A stew for seafood lovers and vegetarians
Thursday, October 8th, 2009By Tanya Manus
My fellow blogger Lynn is looking for recipes that are delicious, healthy and possibly vegetarian. A stew I enjoyed at a party recently might be just what she’s looking for.
The guest of honor at the party was a vegetarian. The hostess, and all us other guests, were not. So the hostess made Shrimp, Corn and Tomato Stew, based on a recipe from Country Living magazine. Instead of shrimp or chicken stock, as the recipe calls for, substitute vegetable stock. And, instead of mixing shrimp into the stew according to the recipe, the hostess topped individual bowls of stew - except for the guest of honor’s - with five or six jumbo shrimp a few minutes before serving. We all loved it and, paired with some hearty bread, it made a wonderful meal.
Shrimp, Corn and Tomato Stew
4 pounds unpeeled medium shrimp (to make shrimp stock*)
1 cup butter
3/4 cup all-purpose flour
2 medium onions, finely chopped
4 celery stalks, finely chopped
1 large green bell pepper cored, seeded and finely chopped
4 garlic cloves, minced
1 (28-ounce) can diced tomatoes
1 (14-ounce) can diced tomatoes
2-1/2 cups fresh or frozen corn
5 cups shrimp stock * or low-sodium chicken broth (or vegetable stock)
2 tablespoons salt
2 bay leaves
1-1/2 teaspoons dried basil
1/2 teaspoon dried thyme
1/2 teaspoon ground black pepper
1/4 teaspoon paprika
1 bunch green onions (white and green parts) finely chopped
Melt the butter in a large, heavy-bottomed pot over medium heat. Whisk in the flour and cook, whisking almost constantly, until the roux reaches a light peanut butter color (5 to 10 minutes). Add the onions, celery, bell pepper and garlic and cook, stirring for an additional 5 minutes. Stir in the tomatoes, corn, stock, salt, bay leaves, basil, thyme, black pepper and paprika. Bring to a boil. Reduce the heat to low and simmer for 45 minutes, stirring occasionally. Stir in the peeled shrimp and scallions. Bring back to a boil over high heat. Turn the heat to low and simmer for 20 minutes. Let the stew stand (off heat) for 15 minutes, adjust seasonings and serve.
Makes 8 servings.
*Shrimp Stock
Homemade shrimp stock makes a difference in the flavor, but it can add an hour to the stew’s cooking time.
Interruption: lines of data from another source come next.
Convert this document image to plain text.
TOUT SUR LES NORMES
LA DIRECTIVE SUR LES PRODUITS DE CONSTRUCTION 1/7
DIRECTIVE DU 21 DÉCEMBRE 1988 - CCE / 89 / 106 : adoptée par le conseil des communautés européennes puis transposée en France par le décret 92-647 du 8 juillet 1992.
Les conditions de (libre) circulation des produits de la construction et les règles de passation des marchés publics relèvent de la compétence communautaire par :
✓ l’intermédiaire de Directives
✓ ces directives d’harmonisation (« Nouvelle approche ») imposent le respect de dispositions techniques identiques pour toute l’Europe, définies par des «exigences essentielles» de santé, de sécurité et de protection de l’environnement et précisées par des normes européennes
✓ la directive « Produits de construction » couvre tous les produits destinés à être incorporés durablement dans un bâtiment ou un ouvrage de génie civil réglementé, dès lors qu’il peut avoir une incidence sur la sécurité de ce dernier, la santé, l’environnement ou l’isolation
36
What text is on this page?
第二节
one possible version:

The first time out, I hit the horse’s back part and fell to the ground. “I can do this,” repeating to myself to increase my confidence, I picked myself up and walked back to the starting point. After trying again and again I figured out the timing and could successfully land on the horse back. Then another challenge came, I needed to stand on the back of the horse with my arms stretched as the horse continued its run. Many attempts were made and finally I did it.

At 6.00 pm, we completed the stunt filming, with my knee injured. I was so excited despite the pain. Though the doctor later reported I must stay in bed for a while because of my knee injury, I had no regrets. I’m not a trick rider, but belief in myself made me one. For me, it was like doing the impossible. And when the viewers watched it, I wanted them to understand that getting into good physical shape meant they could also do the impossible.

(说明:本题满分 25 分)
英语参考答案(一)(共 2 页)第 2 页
Heat 1 tablespoon vegetable oil in a large pot over high heat. Add 1-1/4 pounds shrimp shells and heads, 1 tablespoon each paprika and ground black pepper and stir until the shells crisp up and turn pink, about 2 minutes. Add 1 small, quartered onion, 2 stock celery (cut into 2-inch pieces), 1 small carrot (cut into 1-inch pieces), 4 smashed garlic cloves, 1 rosemary sprig and 8 bay leaves, and cook, while stirring, for 5 minutes. Add 2 cups white wine and bring to a boil. Add 3 quarts water; return to a boil. Reduce heat to low to simmer (skimming foam) for 45 to 60 minutes. Strain and discard solids. Refrigerate up to 4 days or freeze up to 2 months.